Existing work has utilized structured knowledge from KBs/KGs to improve performance on MRC and QA. Existing work has utilized structured knowledge from KBs/KGs to improve performance on MRC and QA. Yang et al. [42] incorporate retrieved knowledge into LSTM by employing an attention mechanism with a sentinel. Bauer et al. [1] select grounded multi-hop relational commonsense information from ConceptNet via pointwise mutual information and term-frequency based scoring function and use a selectively gated attention mechanism to fuse the knowledge. Mihaylov et al. [20] introduce a mixed attention to external knowledge for cloze-style reading comprehension. Chen et al. [2], Wang et al. [33] and Zhong et al. [49] explore the effect of semantic relations from KGs such as ConceptNet on MRC. Wang et al. [32] propose a data enrichment method, which uses WordNet to extract inter-word semantic connections as general knowledge from each given passage-question pair. Xiong et al. [40] retrieve the corresponding entities and relation from text to aggregate answer evidence from an incomplete KB. Yang et al. [41] take BERT as encoder and employ an attention mechanism similar to Yang et al. [42] to fuse globally pre-trained knowledge downstream.
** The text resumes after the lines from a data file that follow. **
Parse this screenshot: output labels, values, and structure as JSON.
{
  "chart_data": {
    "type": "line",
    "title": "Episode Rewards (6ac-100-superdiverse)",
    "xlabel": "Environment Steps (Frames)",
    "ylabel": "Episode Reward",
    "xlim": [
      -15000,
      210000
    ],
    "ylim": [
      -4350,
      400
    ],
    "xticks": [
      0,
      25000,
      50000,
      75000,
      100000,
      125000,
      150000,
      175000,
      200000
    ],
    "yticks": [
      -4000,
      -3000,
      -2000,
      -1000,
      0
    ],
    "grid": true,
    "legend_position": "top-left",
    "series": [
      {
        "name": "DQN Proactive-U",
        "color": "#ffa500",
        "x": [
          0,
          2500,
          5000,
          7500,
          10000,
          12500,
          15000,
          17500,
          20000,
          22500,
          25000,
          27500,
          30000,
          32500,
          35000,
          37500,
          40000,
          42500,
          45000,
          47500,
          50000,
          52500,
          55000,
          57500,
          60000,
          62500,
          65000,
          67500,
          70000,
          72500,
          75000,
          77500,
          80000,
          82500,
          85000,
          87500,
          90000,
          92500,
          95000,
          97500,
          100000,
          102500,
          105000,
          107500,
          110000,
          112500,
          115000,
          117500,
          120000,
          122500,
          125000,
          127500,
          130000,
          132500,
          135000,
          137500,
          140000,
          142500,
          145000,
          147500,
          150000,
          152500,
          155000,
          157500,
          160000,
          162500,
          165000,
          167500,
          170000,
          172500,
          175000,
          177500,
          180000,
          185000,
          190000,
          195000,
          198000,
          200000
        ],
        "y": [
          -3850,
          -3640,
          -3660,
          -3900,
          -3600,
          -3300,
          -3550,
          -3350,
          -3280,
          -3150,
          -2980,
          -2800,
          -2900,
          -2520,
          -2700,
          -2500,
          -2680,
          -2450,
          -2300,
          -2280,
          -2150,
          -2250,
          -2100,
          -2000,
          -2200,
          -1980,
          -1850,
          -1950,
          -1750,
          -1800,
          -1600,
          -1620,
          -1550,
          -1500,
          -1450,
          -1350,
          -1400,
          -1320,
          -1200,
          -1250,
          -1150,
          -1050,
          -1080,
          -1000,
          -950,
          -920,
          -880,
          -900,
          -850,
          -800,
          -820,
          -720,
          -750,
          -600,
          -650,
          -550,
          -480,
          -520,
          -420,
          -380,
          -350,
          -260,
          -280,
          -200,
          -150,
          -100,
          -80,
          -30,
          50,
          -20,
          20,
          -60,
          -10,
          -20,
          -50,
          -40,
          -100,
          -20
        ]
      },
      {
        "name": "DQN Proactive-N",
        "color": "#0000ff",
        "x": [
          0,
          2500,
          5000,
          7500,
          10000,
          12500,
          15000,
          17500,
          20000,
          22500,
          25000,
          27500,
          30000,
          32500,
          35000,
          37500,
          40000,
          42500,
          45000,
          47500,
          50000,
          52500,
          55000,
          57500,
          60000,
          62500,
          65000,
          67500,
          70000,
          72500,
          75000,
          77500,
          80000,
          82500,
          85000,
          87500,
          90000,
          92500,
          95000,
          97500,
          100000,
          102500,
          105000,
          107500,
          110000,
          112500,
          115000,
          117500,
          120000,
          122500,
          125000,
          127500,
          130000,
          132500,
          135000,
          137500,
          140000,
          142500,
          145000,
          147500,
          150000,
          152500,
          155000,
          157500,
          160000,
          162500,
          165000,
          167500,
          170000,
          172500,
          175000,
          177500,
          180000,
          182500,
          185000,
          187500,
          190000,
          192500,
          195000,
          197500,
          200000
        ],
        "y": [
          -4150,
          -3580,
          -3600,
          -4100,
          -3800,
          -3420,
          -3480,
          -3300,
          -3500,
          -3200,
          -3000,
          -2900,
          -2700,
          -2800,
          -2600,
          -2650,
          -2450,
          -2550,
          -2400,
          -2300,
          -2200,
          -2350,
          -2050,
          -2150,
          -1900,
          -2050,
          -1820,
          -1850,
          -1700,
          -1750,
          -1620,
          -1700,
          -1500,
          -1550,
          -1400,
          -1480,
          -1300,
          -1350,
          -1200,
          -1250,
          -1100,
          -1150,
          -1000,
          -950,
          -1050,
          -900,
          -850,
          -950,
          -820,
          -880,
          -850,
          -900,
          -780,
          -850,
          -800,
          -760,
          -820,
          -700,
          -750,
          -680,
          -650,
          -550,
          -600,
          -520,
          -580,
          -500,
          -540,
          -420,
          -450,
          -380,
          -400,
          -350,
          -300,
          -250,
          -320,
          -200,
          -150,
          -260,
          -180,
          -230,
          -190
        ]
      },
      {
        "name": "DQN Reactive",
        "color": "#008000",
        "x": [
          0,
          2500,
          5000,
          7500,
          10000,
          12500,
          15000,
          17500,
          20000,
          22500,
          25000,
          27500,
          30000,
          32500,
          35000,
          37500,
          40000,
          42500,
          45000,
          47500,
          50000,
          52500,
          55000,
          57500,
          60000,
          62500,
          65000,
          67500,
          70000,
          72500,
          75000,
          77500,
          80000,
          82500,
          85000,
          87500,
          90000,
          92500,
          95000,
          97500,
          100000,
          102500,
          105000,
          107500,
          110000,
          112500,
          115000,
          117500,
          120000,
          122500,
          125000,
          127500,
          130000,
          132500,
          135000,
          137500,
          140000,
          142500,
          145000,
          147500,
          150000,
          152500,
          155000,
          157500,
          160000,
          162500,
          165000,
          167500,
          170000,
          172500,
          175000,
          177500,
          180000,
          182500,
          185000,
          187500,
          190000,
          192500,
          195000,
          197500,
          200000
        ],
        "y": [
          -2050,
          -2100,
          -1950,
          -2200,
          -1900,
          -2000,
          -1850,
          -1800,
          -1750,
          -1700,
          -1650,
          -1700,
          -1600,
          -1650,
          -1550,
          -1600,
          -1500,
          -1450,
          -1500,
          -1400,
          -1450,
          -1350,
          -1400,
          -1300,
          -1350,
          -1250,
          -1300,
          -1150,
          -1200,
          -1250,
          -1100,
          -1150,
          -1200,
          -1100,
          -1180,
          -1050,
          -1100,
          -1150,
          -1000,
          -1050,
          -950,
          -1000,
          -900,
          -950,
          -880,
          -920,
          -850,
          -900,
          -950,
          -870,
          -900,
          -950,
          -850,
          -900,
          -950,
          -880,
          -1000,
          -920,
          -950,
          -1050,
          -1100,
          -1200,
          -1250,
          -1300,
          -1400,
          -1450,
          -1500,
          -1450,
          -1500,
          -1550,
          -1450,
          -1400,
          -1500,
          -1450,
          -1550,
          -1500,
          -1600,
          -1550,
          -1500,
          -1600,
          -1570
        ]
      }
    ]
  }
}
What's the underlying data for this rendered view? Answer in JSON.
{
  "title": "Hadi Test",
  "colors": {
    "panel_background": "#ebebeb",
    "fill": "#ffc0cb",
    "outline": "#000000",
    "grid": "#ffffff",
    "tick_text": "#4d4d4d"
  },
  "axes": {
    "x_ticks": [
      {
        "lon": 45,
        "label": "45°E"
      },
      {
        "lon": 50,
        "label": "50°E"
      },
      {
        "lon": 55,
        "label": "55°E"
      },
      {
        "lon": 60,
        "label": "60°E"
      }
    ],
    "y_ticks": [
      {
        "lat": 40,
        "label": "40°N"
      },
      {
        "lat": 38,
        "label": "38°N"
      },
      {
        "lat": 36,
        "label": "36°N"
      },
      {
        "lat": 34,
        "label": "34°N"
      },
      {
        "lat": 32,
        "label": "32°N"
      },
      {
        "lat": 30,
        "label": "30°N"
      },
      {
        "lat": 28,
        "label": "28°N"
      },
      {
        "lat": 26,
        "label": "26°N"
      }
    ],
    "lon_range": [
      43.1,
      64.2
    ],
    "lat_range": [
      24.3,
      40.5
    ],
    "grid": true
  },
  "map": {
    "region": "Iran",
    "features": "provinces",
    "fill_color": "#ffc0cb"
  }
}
Compared to these methods, we mainly focus on plug-in fusion methods and explore token-level multi-hop commonsense representation integration instead of relation embeddings.

Injecting knowledge into LMs

Neural networks and deep learning have been widely used in many fields such as computer vision and image processing [10,11,12, 44, 45]. Recently, pre-trained deep language models such as BERT have shown powerful achievements in downstream NLP tasks including MRC. The injection of external knowledge to LMs can be generally divided into two groups. Methods in the first group design auxiliary knowledge-driven objectives and updating parameters in a multi-task learning manner [24, 37, 39, 48], which requires pre-calculating knowledge representation and even pre-training BERT from scratch. The second group is to pre-train external modules to assist LMs [34, 49]. In contrast, our fusion methods are to directly fine-tune on the target MRC datasets.

9 Conclusion

This paper introduces increment BERT with three plug-in fusion methods, which enhances the vanilla BERT with commonsense representations from ConceptNet. We have used pre-computed ConceptNet embeddings as external knowledge representation and introduced a mask mechanism for token-level multi-hop relationship searching to filter external knowledge, so as to enable the self-attention in BERT to identify the knowledge-aware tokens effectively. Our variants of proposed methods have achieved significant improvements over baseline on two knowledge-driven multi-choice datasets. Experiments on few-commonsense dataset RACE shows that the introduction of external knowledge will not cause loss to the original text information understanding. Future work can start with more granular relationships to integrate external knowledge and how to design an effective yet efficient model architecture for practical deployment.